The daily coronavirus case study in California remains about four times larger than it was during the state’s summer boom, and officials predict that the adverse effects of a boom in December related to holiday gatherings will worsen as winter continues. .

After new infections – driven by Thanksgiving travel and gatherings, then Christmas festivities – led to a resurgence, unlike what the state has yet to see, the trajectory of its new affairs flattened somewhat in the early days of 2021.

But there are more than twice as many Covid-19 patients in California hospitals as a month ago, and many intensive care units in the state are overflowing. It has also been found that at least six people in the state have been infected with the new, more transmissible variant of the virus first identified in Britain.

The state also has an oxygen shortage for patients, and he has enlisted the U.S. Army Corps of Engineers and the California Emergency Medical Services Authority to help unload and refill oxygen tanks.

In a sign of how serious the shortage is, Marianne Gausche-Hill, the medical director of the EMS agency in Los Angeles County, on Sunday issued guidelines to emergency service workers for administering the ‘minimum oxygen required’ around the oxygen saturation level of patients or just over 90 percent. (A level in the low 90s or less is of concern to people with Covid-19.)

In the cruel logic of the pandemic, more cases can inevitably be translated into more suffering and death. As of Monday night, 4,258 people had died with Covid-19 in the previous two weeks, compared to 3,043 in the two weeks before.

“It’s a deadly disease, it’s a deadly pandemic,” Gavin Newsom told reporters on Monday. “It remains more deadly today than at any point in the history of the pandemic.”

There has been some progress. For example, California’s daily average of 38,086 cases per day over the past week represents an 11 percent decrease from the average two weeks earlier. And although Covid-19 hospitalizations have increased by 18 percent over the past two weeks, to 20,618, Governor Newsom said it represents a slight flattening of the curve.

But the state’s last major Covid-19 boom during the summer yielded only about 10,000 infections on the worst days. And in Los Angeles County, the health care system has become so thin through the recent crisis that incoming patients in one hospital were recently instructed to wait in an outdoor tent.

Los Angeles Mayor Eric Garcetti said Sunday that the province’s latest surge infects a new person every six seconds and that many broadcasts take place in private environments.

“This is a message for the whole of America: we may not all have the same density as LA, but what is happening in LA can and will happen in many communities in America,” he said.

The worst of the state’s outbreaks are concentrated in Southern California and the San Joaquin Valley, where intensive care units have no percentage.

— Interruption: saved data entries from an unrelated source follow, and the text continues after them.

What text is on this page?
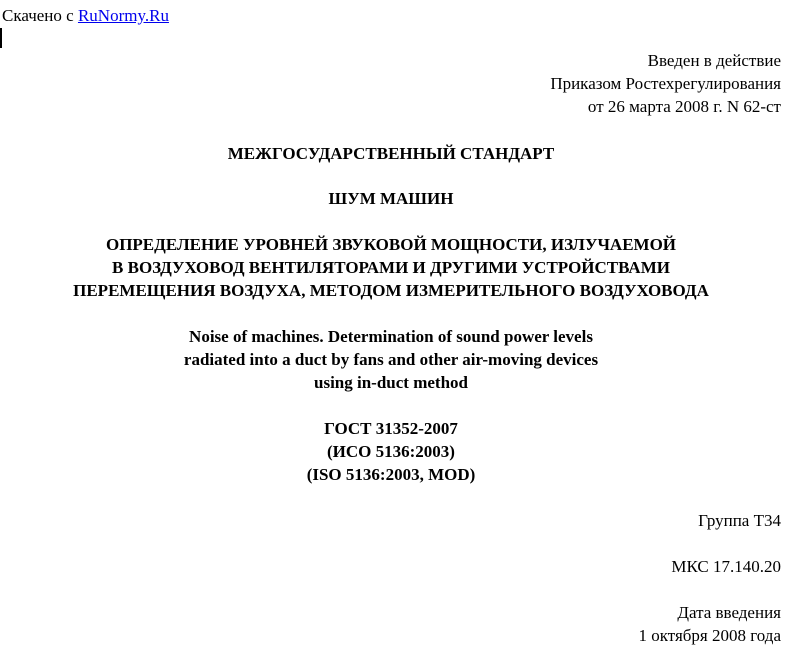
Скачено с RuNormy.Ru
Введен в действие
Приказом Ростехрегулирования
от 26 марта 2008 г. N 62-ст
МЕЖГОСУДАРСТВЕННЫЙ СТАНДАРТ
ШУМ МАШИН
ОПРЕДЕЛЕНИЕ УРОВНЕЙ ЗВУКОВОЙ МОЩНОСТИ, ИЗЛУЧАЕМОЙ
В ВОЗДУХОВОД ВЕНТИЛЯТОРАМИ И ДРУГИМИ УСТРОЙСТВАМИ
ПЕРЕМЕЩЕНИЯ ВОЗДУХА, МЕТОДОМ ИЗМЕРИТЕЛЬНОГО ВОЗДУХОВОДА
Noise of machines. Determination of sound power levels
radiated into a duct by fans and other air-moving devices
using in-duct method
ГОСТ 31352-2007
(ИСО 5136:2003)
(ISO 5136:2003, MOD)
Группа Т34
МКС 17.140.20
Дата введения
1 октября 2008 года
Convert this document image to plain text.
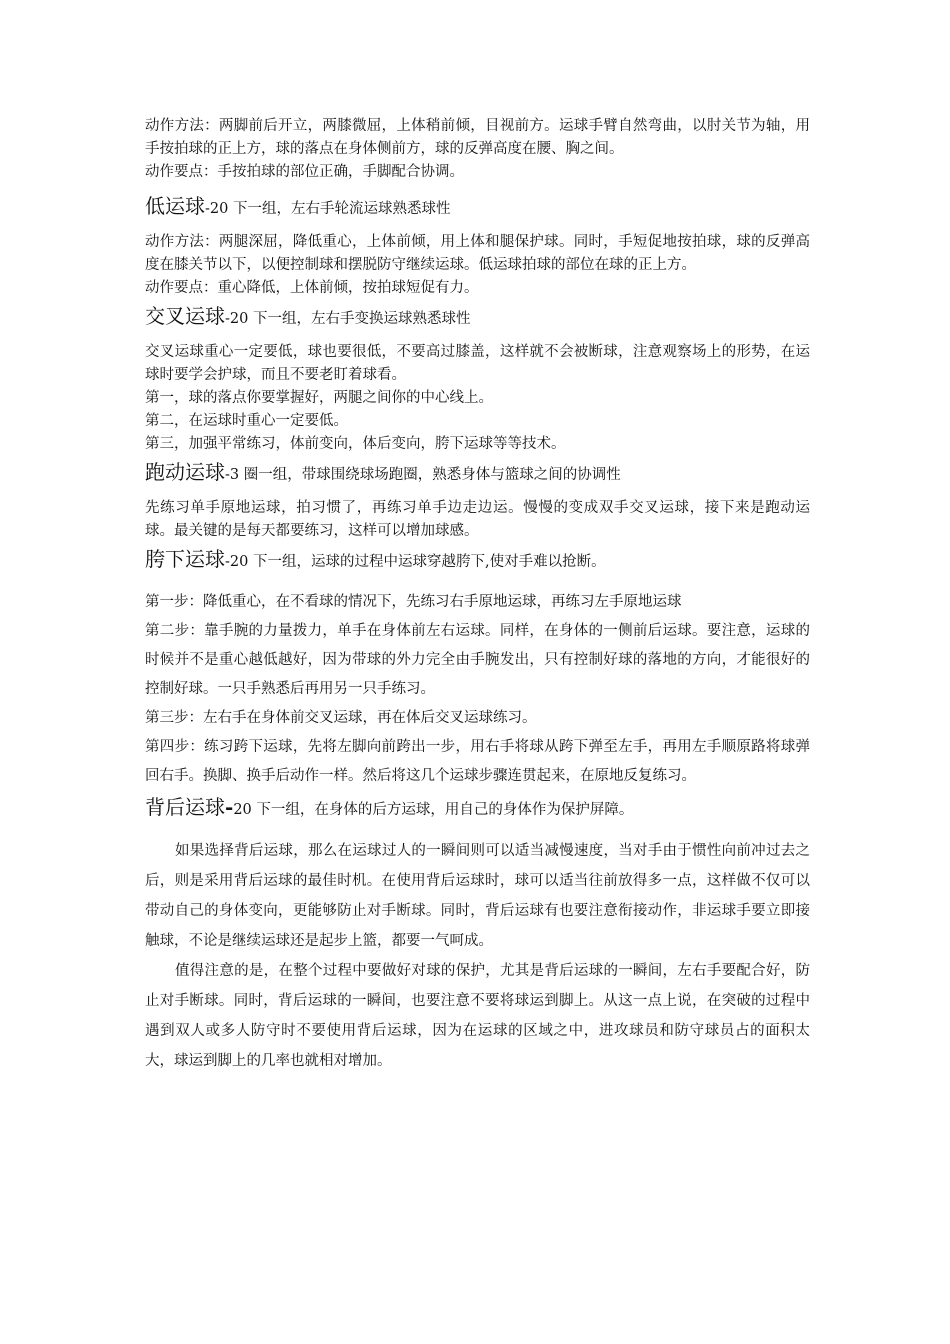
动作方法：两脚前后开立，两膝微屈，上体稍前倾，目视前方。运球手臂自然弯曲，以肘关节为轴，用手按拍球的正上方，球的落点在身体侧前方，球的反弹高度在腰、胸之间。

动作要点：手按拍球的部位正确，手脚配合协调。

低运球-20 下一组，左右手轮流运球熟悉球性

动作方法：两腿深屈，降低重心，上体前倾，用上体和腿保护球。同时，手短促地按拍球，球的反弹高度在膝关节以下，以便控制球和摆脱防守继续运球。低运球拍球的部位在球的正上方。

动作要点：重心降低，上体前倾，按拍球短促有力。

交叉运球-20 下一组，左右手变换运球熟悉球性

交叉运球重心一定要低，球也要很低，不要高过膝盖，这样就不会被断球，注意观察场上的形势，在运球时要学会护球，而且不要老盯着球看。

第一，球的落点你要掌握好，两腿之间你的中心线上。

第二，在运球时重心一定要低。

第三，加强平常练习，体前变向，体后变向，胯下运球等等技术。

跑动运球-3 圈一组，带球围绕球场跑圈，熟悉身体与篮球之间的协调性

先练习单手原地运球，拍习惯了，再练习单手边走边运。慢慢的变成双手交叉运球，接下来是跑动运球。最关键的是每天都要练习，这样可以增加球感。

胯下运球-20 下一组，运球的过程中运球穿越胯下,使对手难以抢断。

第一步：降低重心，在不看球的情况下，先练习右手原地运球，再练习左手原地运球

第二步：靠手腕的力量拨力，单手在身体前左右运球。同样，在身体的一侧前后运球。要注意，运球的时候并不是重心越低越好，因为带球的外力完全由手腕发出，只有控制好球的落地的方向，才能很好的控制好球。一只手熟悉后再用另一只手练习。

第三步：左右手在身体前交叉运球，再在体后交叉运球练习。

第四步：练习跨下运球，先将左脚向前跨出一步，用右手将球从跨下弹至左手，再用左手顺原路将球弹回右手。换脚、换手后动作一样。然后将这几个运球步骤连贯起来，在原地反复练习。

背后运球-20 下一组，在身体的后方运球，用自己的身体作为保护屏障。

如果选择背后运球，那么在运球过人的一瞬间则可以适当减慢速度，当对手由于惯性向前冲过去之后，则是采用背后运球的最佳时机。在使用背后运球时，球可以适当往前放得多一点，这样做不仅可以带动自己的身体变向，更能够防止对手断球。同时，背后运球有也要注意衔接动作，非运球手要立即接触球，不论是继续运球还是起步上篮，都要一气呵成。

值得注意的是，在整个过程中要做好对球的保护，尤其是背后运球的一瞬间，左右手要配合好，防止对手断球。同时，背后运球的一瞬间，也要注意不要将球运到脚上。从这一点上说，在突破的过程中遇到双人或多人防守时不要使用背后运球，因为在运球的区域之中，进攻球员和防守球员占的面积太大，球运到脚上的几率也就相对增加。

Officials are now bringing in extra nursing staff to look after the flood of patients; Governor Newsom said 90 patients were being held in ‘alternative care places’ outside hospitals to alleviate the burden.

More vaccinations will help ease the burden on California, but Governor Newsom said vaccinations are only being acted upon after facing early challenges. So far, he said, the state has administered only about 35 percent of the coronavirus vaccine doses.

“It’s not good enough,” he said. “We recognize it.”

In the meantime, dr. Mark Ghaly, the secretary of health and human services, said. Californians need to be extra careful about gathering people outside their household now that the virus is so prevalent.

“The same activities you did a month ago are just as much more risky today than from a Covid transfer perspective,” he said.